The protest in York Place had been a blast. It was alwaysfun seeing people whipped up into a frenzy, and a bit of light relief away from both home and following Beth. He’d attended with fake tattoos on his arms and neck, tinted glasses, a cap that covered his upper face and disguised his hair, and clothes that positioned him squarely within the far-right brigade. He’d foreseen much of what came to pass but not the arrival of Detective Sergeant Lively, who’d been getting far too friendly with Beth Waterfall. They’d had dinner together at least twice, and that was just when he’d been free to follow them. He’d been planning on doing something about that even before the protest, but then fate had intervened.
Hidden deep within the crowd, he’d been able to help the violence along a little, starting some chants that inflamed the perceived injustice of a single group being given a moment of necessary priority. The glassing of Lively’s neck by some random protestor with an impressive throwing arm, however, he couldn’t have set up no matter hard he’d focused on manifesting it.
That had caused him some internal conflict initially. He’d been unable to resist going to the hospital, but didn’t have enough time to be sufficiently cautious about his approach. He couldn’t risk being recognised by Beth, but how could he resist seeing her man, pale and fading, in a hospital bed? That’s if he hadn’t already died. There was enough blood flowing from the wound at the protest to have police and paramedics yelling at one another to move. Who knew how Beth would react if she lost another soul? Imagining her pain made him salivate.
The tattoos, he figured, would be disguise enough to get him through the hospital without being recognised from his previous multitude of visits, but there would be police in situ too and he didn’t want to draw their attention. To reduce the impact, he’d pulled on an old denim jacket from his boot, left his car on a side road, walked in using the x-ray department entrance thentook the convoluted back corridors to get to where he figured Lively would be. There was security to get through into accident and emergency, but attaching himself to a group of other visitors being allowed in had never been hard. Experience had taught him that if he simply looked terribly upset, no one wanted to ask him hard questions about his purpose.

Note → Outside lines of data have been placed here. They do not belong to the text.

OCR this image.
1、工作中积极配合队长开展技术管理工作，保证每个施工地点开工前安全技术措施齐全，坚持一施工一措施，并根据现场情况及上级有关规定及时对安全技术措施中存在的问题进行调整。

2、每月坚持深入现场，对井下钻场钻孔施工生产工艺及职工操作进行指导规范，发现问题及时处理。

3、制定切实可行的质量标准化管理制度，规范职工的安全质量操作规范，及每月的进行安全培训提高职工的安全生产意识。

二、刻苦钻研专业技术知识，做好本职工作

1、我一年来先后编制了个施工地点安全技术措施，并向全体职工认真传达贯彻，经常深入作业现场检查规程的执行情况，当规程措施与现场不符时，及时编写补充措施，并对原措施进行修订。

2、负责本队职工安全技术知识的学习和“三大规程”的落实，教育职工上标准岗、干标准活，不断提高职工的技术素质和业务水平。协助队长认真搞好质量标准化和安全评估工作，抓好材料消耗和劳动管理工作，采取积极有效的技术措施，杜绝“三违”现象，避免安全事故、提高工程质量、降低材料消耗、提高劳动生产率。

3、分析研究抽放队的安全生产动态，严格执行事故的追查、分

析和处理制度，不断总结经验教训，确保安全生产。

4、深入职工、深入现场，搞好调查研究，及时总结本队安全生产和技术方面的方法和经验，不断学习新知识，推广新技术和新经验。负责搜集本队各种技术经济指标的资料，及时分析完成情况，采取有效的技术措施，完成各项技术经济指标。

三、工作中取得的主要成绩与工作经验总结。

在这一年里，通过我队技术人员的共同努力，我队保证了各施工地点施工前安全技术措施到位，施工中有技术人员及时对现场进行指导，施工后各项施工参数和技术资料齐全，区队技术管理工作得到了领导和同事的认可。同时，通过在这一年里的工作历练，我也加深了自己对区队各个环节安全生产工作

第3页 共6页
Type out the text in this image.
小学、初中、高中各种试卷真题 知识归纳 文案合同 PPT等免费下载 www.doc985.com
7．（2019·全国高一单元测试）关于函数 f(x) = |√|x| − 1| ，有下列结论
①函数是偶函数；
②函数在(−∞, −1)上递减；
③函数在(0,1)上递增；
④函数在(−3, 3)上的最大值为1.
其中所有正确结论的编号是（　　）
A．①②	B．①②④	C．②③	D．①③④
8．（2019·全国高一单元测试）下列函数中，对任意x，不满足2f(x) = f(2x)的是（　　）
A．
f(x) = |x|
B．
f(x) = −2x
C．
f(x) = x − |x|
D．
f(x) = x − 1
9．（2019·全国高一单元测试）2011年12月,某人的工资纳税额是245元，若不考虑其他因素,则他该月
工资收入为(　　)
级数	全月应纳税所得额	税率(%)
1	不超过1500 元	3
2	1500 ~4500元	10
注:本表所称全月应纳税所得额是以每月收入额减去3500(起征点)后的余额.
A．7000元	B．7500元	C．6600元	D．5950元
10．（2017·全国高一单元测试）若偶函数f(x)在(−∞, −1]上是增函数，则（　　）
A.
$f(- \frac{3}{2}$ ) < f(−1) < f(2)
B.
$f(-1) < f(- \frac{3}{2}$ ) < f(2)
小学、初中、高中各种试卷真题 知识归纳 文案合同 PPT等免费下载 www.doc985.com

As luck would have it, a man and a woman were walking ahead of him in exactly the right direction. There were two entrances to A&E. Using the normal route required you to go past reception, electronic check-in machines, and a waiting area full of the coughing, sleepy, groaning sick. The rear entrance, used by staff coming and going from the surgical wards and pharmacy, was only accessed by members of the public allowed to accompany their loved ones who were being taken elsewhere. It was rare to approach A&E that way, but not unheard of.